It looks like history, but it's art
The most famous photos of Jack Mitchell's career were several he took of John Lennon and Yoko Ono just weeks before Lennon was killed in 1980. You may recall seeing these tender yet eloquent pictures, without knowing the photographer's name.
Now, Mitchell has a retrospective show, a traveling exhibit of 130 black-and-white portrait photos of celebrities titled "Icons & Idols: A Photographer's Chronicle of the Arts, 1960-1995" at the Delaware Art Museum.

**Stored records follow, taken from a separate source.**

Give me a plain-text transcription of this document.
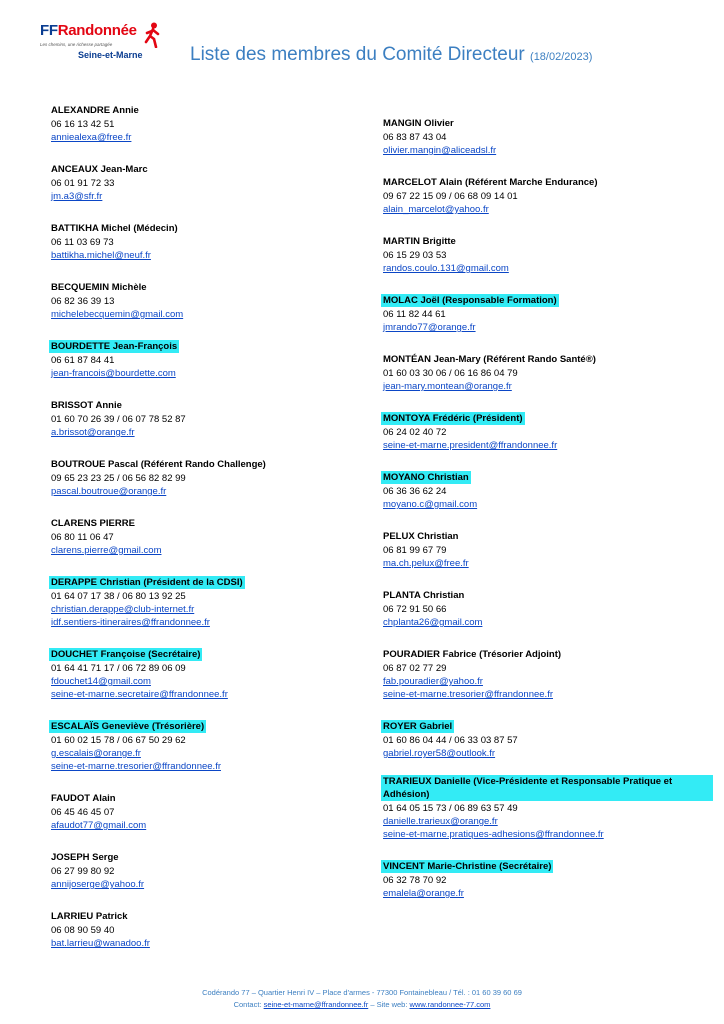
FFRandonnée
Les chemins, une richesse partagée
Seine-et-Marne Liste des membres du Comité Directeur (18/02/2023)
ALEXANDRE Annie
06 16 13 42 51
anniealexa@free.fr
ANCEAUX Jean-Marc
06 01 91 72 33
jm.a3@sfr.fr
BATTIKHA Michel (Médecin)
06 11 03 69 73
battikha.michel@neuf.fr
BECQUEMIN Michèle
06 82 36 39 13
michelebecquemin@gmail.com
BOURDETTE Jean-François
06 61 87 84 41
jean-francois@bourdette.com
BRISSOT Annie
01 60 70 26 39 / 06 07 78 52 87
a.brissot@orange.fr
BOUTROUE Pascal (Référent Rando Challenge)
09 65 23 23 25 / 06 56 82 82 99
pascal.boutroue@orange.fr
CLARENS PIERRE
06 80 11 06 47
clarens.pierre@gmail.com
DERAPPE Christian (Président de la CDSI)
01 64 07 17 38 / 06 80 13 92 25
christian.derappe@club-internet.fr
idf.sentiers-itineraires@ffrandonnee.fr
DOUCHET Françoise (Secrétaire)
01 64 41 71 17 / 06 72 89 06 09
fdouchet14@gmail.com
seine-et-marne.secretaire@ffrandonnee.fr
ESCALAÏS Geneviève (Trésorière)
01 60 02 15 78 / 06 67 50 29 62
g.escalais@orange.fr
seine-et-marne.tresorier@ffrandonnee.fr
FAUDOT Alain
06 45 46 45 07
afaudot77@gmail.com
JOSEPH Serge
06 27 99 80 92
annijoserge@yahoo.fr
LARRIEU Patrick
06 08 90 59 40
bat.larrieu@wanadoo.fr
MANGIN Olivier
06 83 87 43 04
olivier.mangin@aliceadsl.fr
MARCELOT Alain (Référent Marche Endurance)
09 67 22 15 09 / 06 68 09 14 01
alain_marcelot@yahoo.fr
MARTIN Brigitte
06 15 29 03 53
randos.coulo.131@gmail.com
MOLAC Joël (Responsable Formation)
06 11 82 44 61
jmrando77@orange.fr
MONTÉAN Jean-Mary (Référent Rando Santé®)
01 60 03 30 06 / 06 16 86 04 79
jean-mary.montean@orange.fr
MONTOYA Frédéric (Président)
06 24 02 40 72
seine-et-marne.president@ffrandonnee.fr
MOYANO Christian
06 36 36 62 24
moyano.c@gmail.com
PELUX Christian
06 81 99 67 79
ma.ch.pelux@free.fr
PLANTA Christian
06 72 91 50 66
chplanta26@gmail.com
POURADIER Fabrice (Trésorier Adjoint)
06 87 02 77 29
fab.pouradier@yahoo.fr
seine-et-marne.tresorier@ffrandonnee.fr
ROYER Gabriel
01 60 86 04 44 / 06 33 03 87 57
gabriel.royer58@outlook.fr
TRARIEUX Danielle (Vice-Présidente et Responsable Pratique et Adhésion)
01 64 05 15 73 / 06 89 63 57 49
danielle.trarieux@orange.fr
seine-et-marne.pratiques-adhesions@ffrandonnee.fr
VINCENT Marie-Christine (Secrétaire)
06 32 78 70 92
emalela@orange.fr
Codérando 77 – Quartier Henri IV – Place d'armes - 77300 Fontainebleau / Tél. : 01 60 39 60 69
Contact: seine-et-marne@ffrandonnee.fr – Site web: www.randonnee-77.com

The display features three of those Lennon/Ono photos, along with a host of other images of stars of stage, screen and other arts.

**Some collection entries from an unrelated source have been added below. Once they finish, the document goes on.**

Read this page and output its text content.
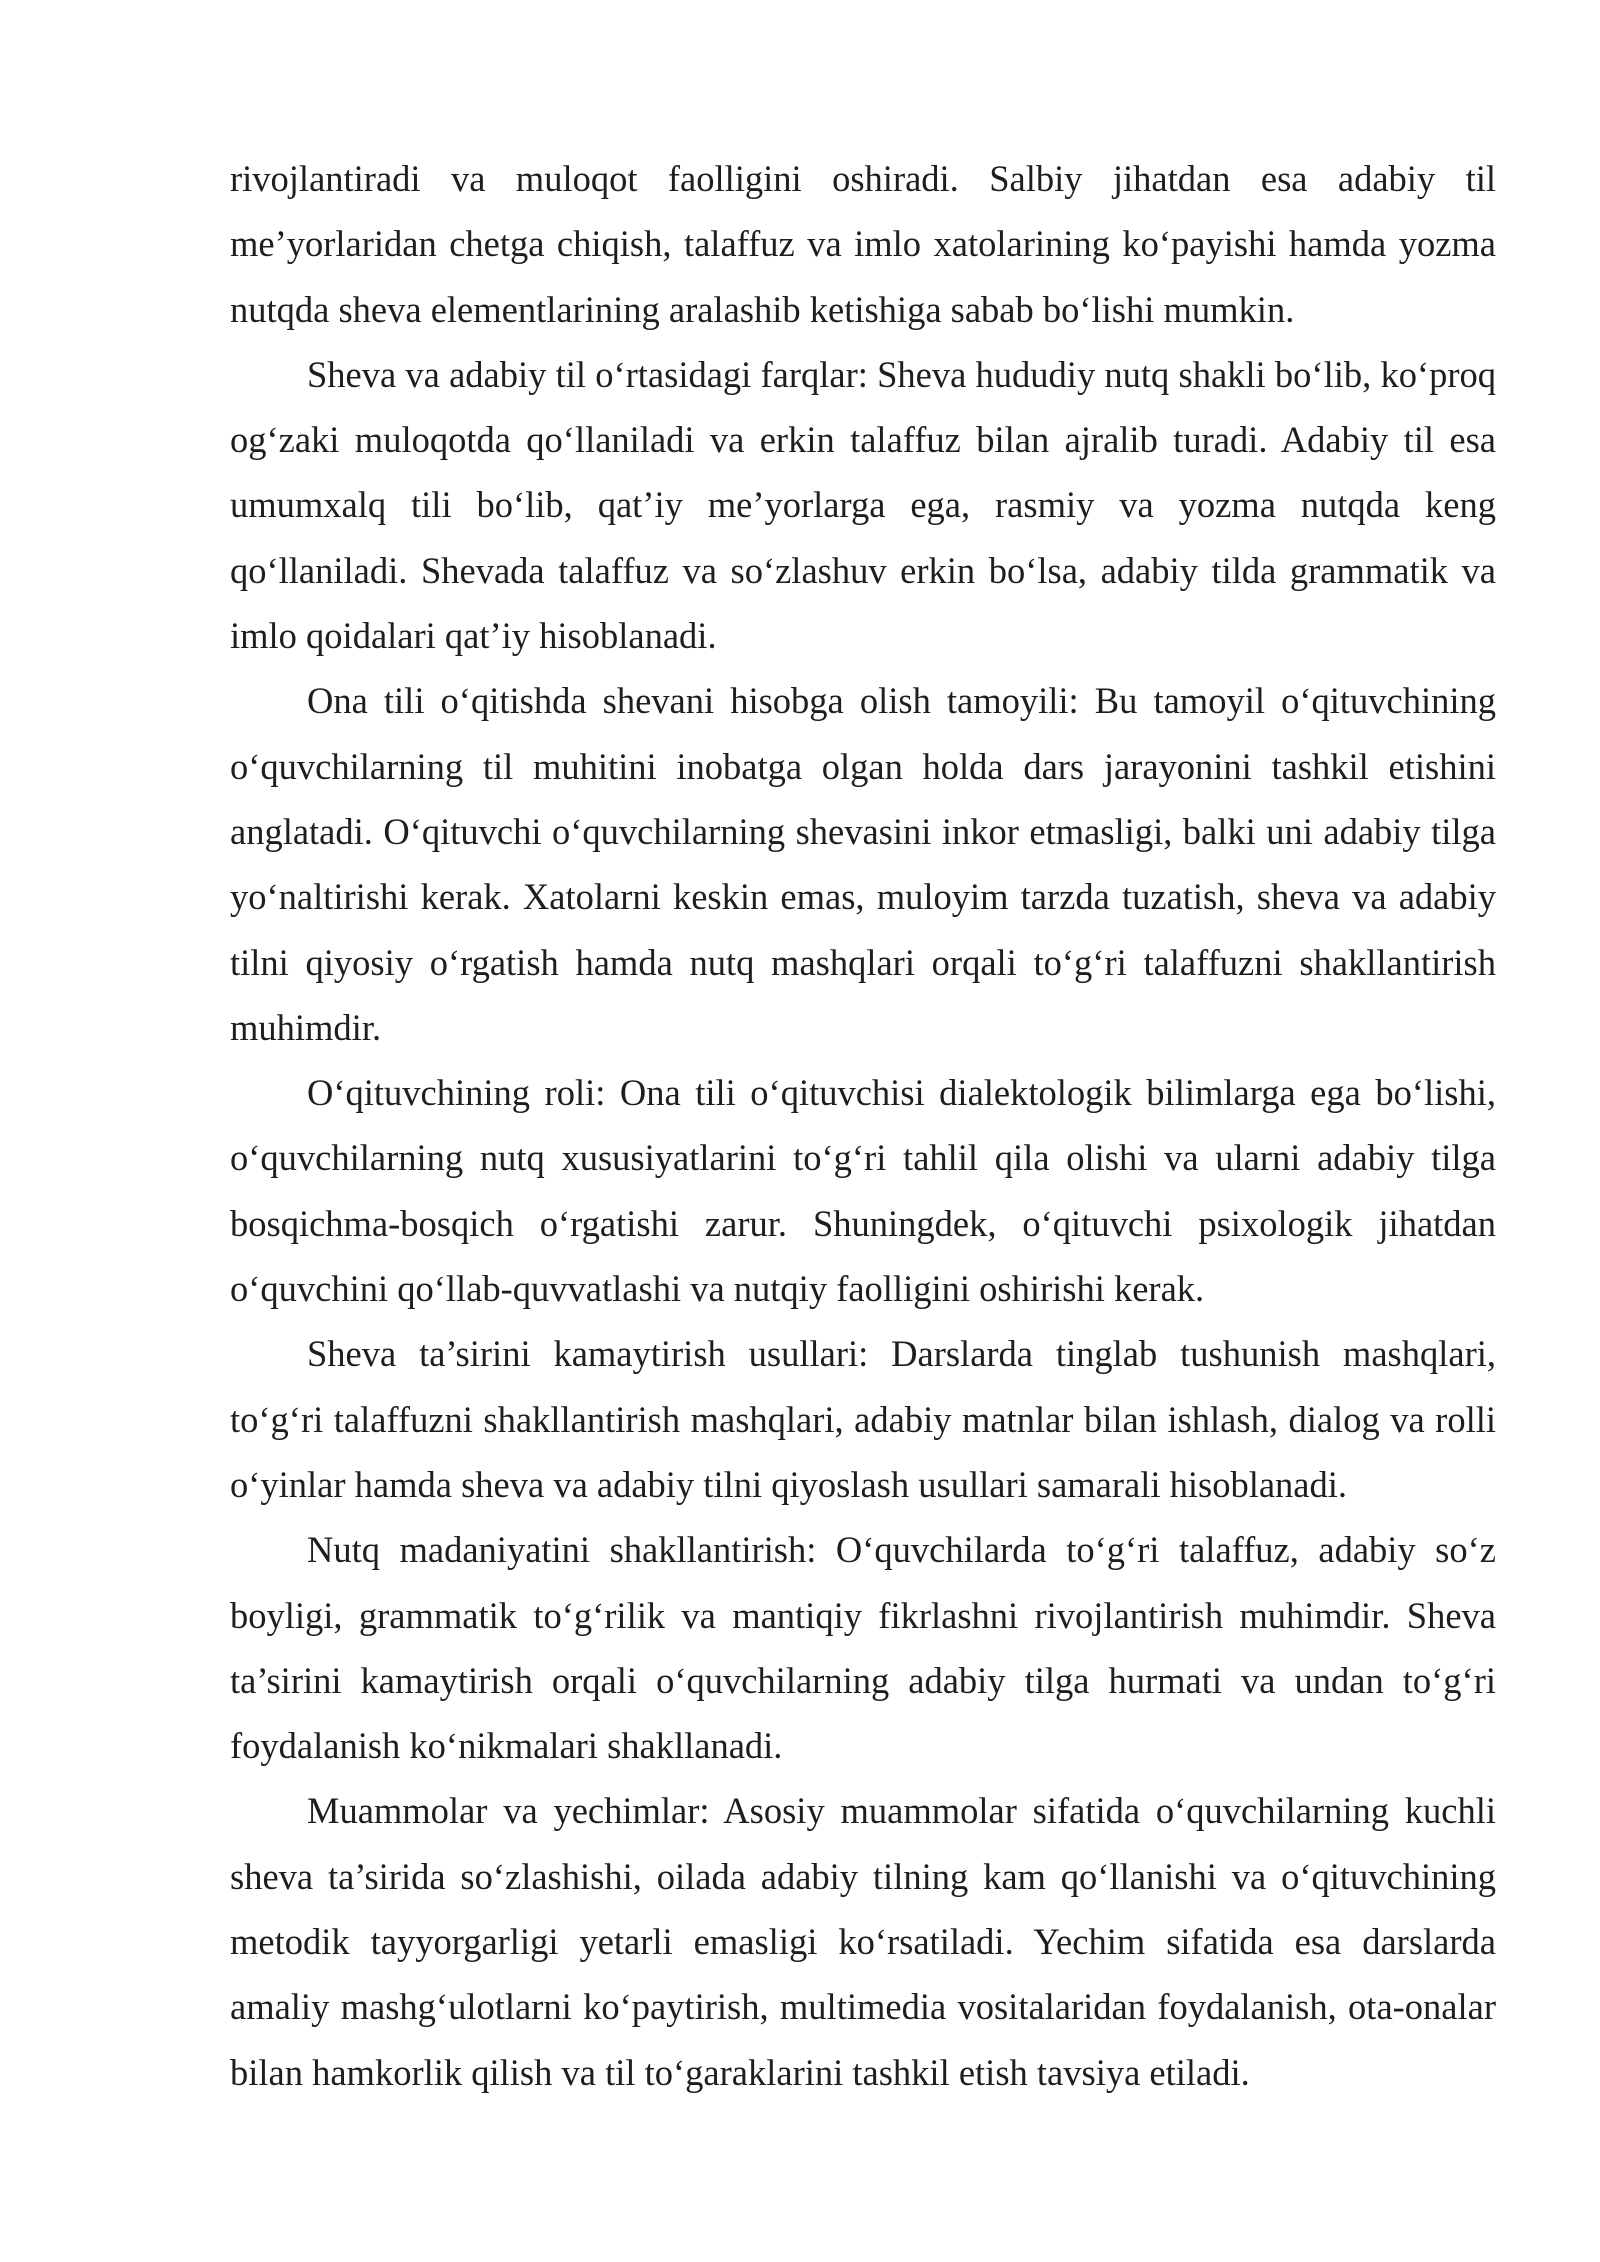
rivojlantiradi va muloqot faolligini oshiradi. Salbiy jihatdan esa adabiy til me’yorlaridan chetga chiqish, talaffuz va imlo xatolarining ko‘payishi hamda yozma nutqda sheva elementlarining aralashib ketishiga sabab bo‘lishi mumkin.

Sheva va adabiy til o‘rtasidagi farqlar: Sheva hududiy nutq shakli bo‘lib, ko‘proq og‘zaki muloqotda qo‘llaniladi va erkin talaffuz bilan ajralib turadi. Adabiy til esa umumxalq tili bo‘lib, qat’iy me’yorlarga ega, rasmiy va yozma nutqda keng qo‘llaniladi. Shevada talaffuz va so‘zlashuv erkin bo‘lsa, adabiy tilda grammatik va imlo qoidalari qat’iy hisoblanadi.

Ona tili o‘qitishda shevani hisobga olish tamoyili: Bu tamoyil o‘qituvchining o‘quvchilarning til muhitini inobatga olgan holda dars jarayonini tashkil etishini anglatadi. O‘qituvchi o‘quvchilarning shevasini inkor etmasligi, balki uni adabiy tilga yo‘naltirishi kerak. Xatolarni keskin emas, muloyim tarzda tuzatish, sheva va adabiy tilni qiyosiy o‘rgatish hamda nutq mashqlari orqali to‘g‘ri talaffuzni shakllantirish muhimdir.

O‘qituvchining roli: Ona tili o‘qituvchisi dialektologik bilimlarga ega bo‘lishi, o‘quvchilarning nutq xususiyatlarini to‘g‘ri tahlil qila olishi va ularni adabiy tilga bosqichma-bosqich o‘rgatishi zarur. Shuningdek, o‘qituvchi psixologik jihatdan o‘quvchini qo‘llab-quvvatlashi va nutqiy faolligini oshirishi kerak.

Sheva ta’sirini kamaytirish usullari: Darslarda tinglab tushunish mashqlari, to‘g‘ri talaffuzni shakllantirish mashqlari, adabiy matnlar bilan ishlash, dialog va rolli o‘yinlar hamda sheva va adabiy tilni qiyoslash usullari samarali hisoblanadi.

Nutq madaniyatini shakllantirish: O‘quvchilarda to‘g‘ri talaffuz, adabiy so‘z boyligi, grammatik to‘g‘rilik va mantiqiy fikrlashni rivojlantirish muhimdir. Sheva ta’sirini kamaytirish orqali o‘quvchilarning adabiy tilga hurmati va undan to‘g‘ri foydalanish ko‘nikmalari shakllanadi.

Muammolar va yechimlar: Asosiy muammolar sifatida o‘quvchilarning kuchli sheva ta’sirida so‘zlashishi, oilada adabiy tilning kam qo‘llanishi va o‘qituvchining metodik tayyorgarligi yetarli emasligi ko‘rsatiladi. Yechim sifatida esa darslarda amaliy mashg‘ulotlarni ko‘paytirish, multimedia vositalaridan foydalanish, ota-onalar bilan hamkorlik qilish va til to‘garaklarini tashkil etish tavsiya etiladi.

Mitchell portrayed dancers, a specialty at which he's still unsurpassed, before photographing actors and directors, writers, artists, composers and musicians. There's no disputing that Mitchell's prime was in the 1960s and 70s, when celebrities beat a path to his New York City studio to be photographed for magazines and the New York Times.

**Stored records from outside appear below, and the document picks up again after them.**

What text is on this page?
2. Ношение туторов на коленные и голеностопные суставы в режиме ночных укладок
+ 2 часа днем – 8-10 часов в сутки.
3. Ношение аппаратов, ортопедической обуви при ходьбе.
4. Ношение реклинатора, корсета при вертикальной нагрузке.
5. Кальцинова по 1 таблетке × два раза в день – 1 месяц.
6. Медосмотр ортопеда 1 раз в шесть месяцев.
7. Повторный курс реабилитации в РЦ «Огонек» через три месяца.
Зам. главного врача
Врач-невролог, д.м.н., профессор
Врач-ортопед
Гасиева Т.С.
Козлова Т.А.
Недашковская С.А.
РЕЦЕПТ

It's like turning pages in a diary to look at one portrait after another that attract viewers' attention with their dramatically lit, solid three-dimensional quality and sensuous feel for the roughened skin of a person's face or the texture of clothing. In this way, Mitchell is unabashedly indulgent in his handling, true to the painterly tradition from which such portraiture emerges.
Mitchell also brings to his work a quality of belief we associate usually with more unsophisticated or genuinely popular art. For instance, the radiance in some of these portraits comes from an inner excitement, resulting from his having made contact with a great tradition - without imitating it.
With dancers Rudolf Nureyev, and Mikhail Baryshnikov, actors Marcel Marceau, Arnold Schwarzenegger and Meryl Streep, writers Edward Albee and Clive Barnes, artists Isamu Noguchi, Alex Katz and Philip Pearlstein and singers ranging from Beverly Sills to Neil Diamond, Mitchell gets each to relax and reveal an uncharacteristic side in an unguarded moment.
His show is a tonic for frayed nerves.The public would welcome more displays that fit together with daily life, and can be taken, as this one is, as a total spectacle.